Last week, Inside Higher Education published its 2015 Survey of College and University Admission Directors. Planned to coincide with the annual meeting of the National Association for College Admission Counseling held in San Diego, IHE drew responses from 264 admission directors, taken from a mix of public and private colleges and universities. The respondents replied anonymously.
IHE asked a wide range of questions to measure financial stress, management obstacles, and the social and psychological pressure faced by higher education admission offices.
The key findings are consistent with previous years yet remain striking.
IHE found that half of the admissions directors were very concerned about meeting their enrollment goals for 2015-2016; indeed, 58 percent of the respondents reported that they did not meet their enrollment goals.
Slightly more than three-quarters of these admission directors believe that their institutions are losing students because of the level of student debt. This number is even higher at private colleges and universities. The respondents are split between public and private higher education officials, however, on the level of acceptable debt.
Private officials believe that students can shoulder up to about $30,000 in total debt, while public admission directors argue that this level should not exceed $20,000 at graduation. As IHE noted, they drew a sharp distinction with Hilary Clinton, Elizabeth Warren, and Bernie Sanders about debt-free public higher education, asserting instead that students and families should be expected to participate financially to meet their educational goals at whatever level is reasonable.
There was no discussion on the level of graduate debt as students continued their post-graduate education.
By themselves, these conclusions paint a dismal picture of the financial state of American higher education. In stark terms, colleges and universities have tapped out their ability to raise tuition, fees, room and board. A majority of them are not meeting their admission targets. And, average indebtedness — hovering at about $28,000 for an undergraduate degree overall – is approaching the limit of reasonable debt, whether public or private. Finally, politicians are proposing debt-free public higher education that will change the nature, affect the value, shape the delivery and pit higher education sectors against one another.
According to IHE, the story goes from bad to worse.
Among the many areas covered, IHE devoted a number of questions to the practice of how college admission works.
Most colleges and universities are local institutions and rely heavily on the applicant base in their local area. To improve their position, many institutions are considering using tactics, including “pathway” programs, to recruit international students. Over 85 percent of them also agree that they will be recruiting more out-of-state domestic students, despite the sense in other IHE questions that the local market is not being fully served.
There was no sense of whether transfer students would also be used more heavily to add an additional admissions building block to build out and deepen the pool of potential applicants.
This broad analysis raises an interesting question about admission recruitment. Many colleges and universities have been in the business of expanding beyond their local applicant base for years. They look beyond state boundaries and abroad. Is this mad scramble to find seats at all but the most selective institutions intelligent public policy?

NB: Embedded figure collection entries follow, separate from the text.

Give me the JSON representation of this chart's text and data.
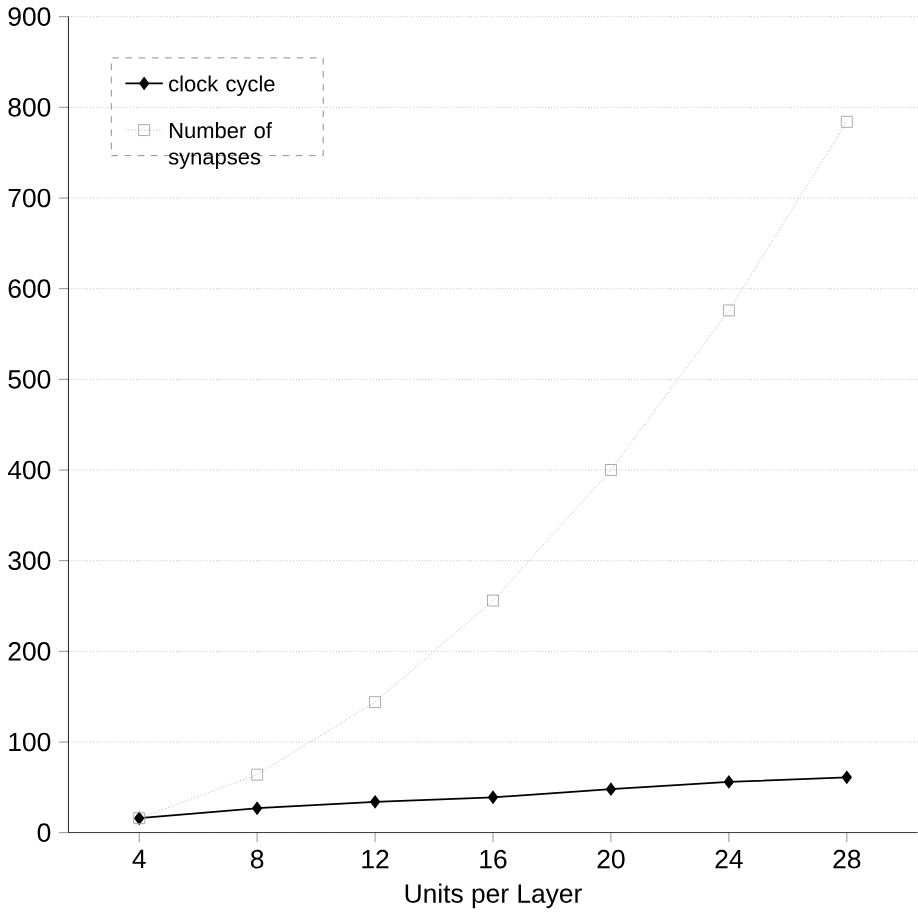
{
  "chart_data": {
    "type": "line",
    "xlabel": "Units per Layer",
    "categories": [
      "4",
      "8",
      "12",
      "16",
      "20",
      "24",
      "28"
    ],
    "series": [
      {
        "name": "clock cycle",
        "color": "#000000",
        "marker": "diamond",
        "line_style": "solid",
        "values": [
          16,
          27,
          34,
          39,
          48,
          56,
          61
        ]
      },
      {
        "name": "Number of synapses",
        "color": "#a0a0a0",
        "marker": "square",
        "line_style": "dotted",
        "values": [
          16,
          64,
          144,
          256,
          400,
          576,
          784
        ]
      }
    ],
    "ylim": [
      0,
      900
    ],
    "yticks": [
      0,
      100,
      200,
      300,
      400,
      500,
      600,
      700,
      800,
      900
    ],
    "grid": "y",
    "legend": "top left"
  }
}
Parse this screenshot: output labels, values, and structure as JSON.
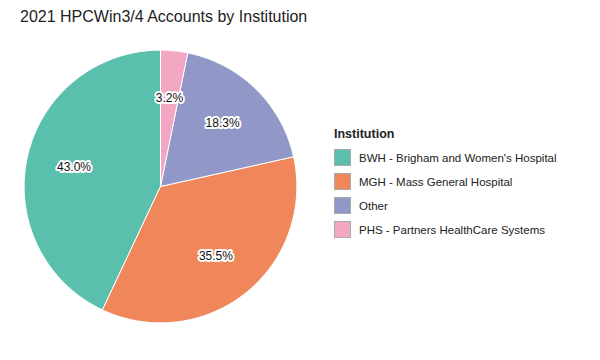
{
  "chart_data": {
    "type": "pie",
    "title": "2021 HPCWin3/4 Accounts by Institution",
    "categories": [
      "BWH - Brigham and Women's Hospital",
      "MGH - Mass General Hospital",
      "Other",
      "PHS - Partners HealthCare Systems"
    ],
    "values": [
      43.0,
      35.5,
      18.3,
      3.2
    ],
    "value_labels": [
      "43.0%",
      "35.5%",
      "18.3%",
      "3.2%"
    ],
    "data_labels": true,
    "colors": [
      "#5bbfad",
      "#f0875a",
      "#9198c8",
      "#f4a7c3"
    ],
    "legend": "right",
    "legend_title": "Institution"
  }
}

IHE looked more deeply at this issue. It asked admission officers to comment on new admission strategies, including non-cognitive measures using new technologies, new high school evaluation strategies, and greater applicant involvement with submitted materials. Admission directors were highly skeptical with half of them disapproving of these techniques. Less than a third of them agreed to support other measures that did not at a minimum include a high school transcript.
The American public cannot fault admission officers for upholding standards and taking a prudent “wait-and-see” attitude to changes in recruitment. They operate within the confines of what the campus culture will tolerate. That having been said there is enough longitudinal analysis in the IHE annual surveys to suggest that something is broken in higher education.
The fact is that the value proposition that has bolstered America’s desire for quality, affordable higher education – once almost a given in national higher education policy – is under attack. The reasons are numerous. They include sticker price, indebtedness, the level of available financial aid, the relative financial health of many institutions overall, and the willingness of Americans to sacrifice, especially given new technologies, alternative certification practices, and a weak employment market recently for new graduates.
Something needs to give soon. It is unlikely that free public higher education will be a panacea to reform. The problems are deep, systemic and more glaring with each admission season. The most pressing question for higher education leadership – including administrators, staff and faculty – is whether they can recognize the crisis at hand, propose college-based solutions, and remain true to their history and traditions.
Americans appear to be reacting with their feet and pocketbooks. Change is inevitable. Higher education is always imperfect at best and suffers profoundly from cultural inertia. But absent new recruitment ideas, intensified focus and better pricing strategies, American higher education will look and mean something very different for our grandchildren.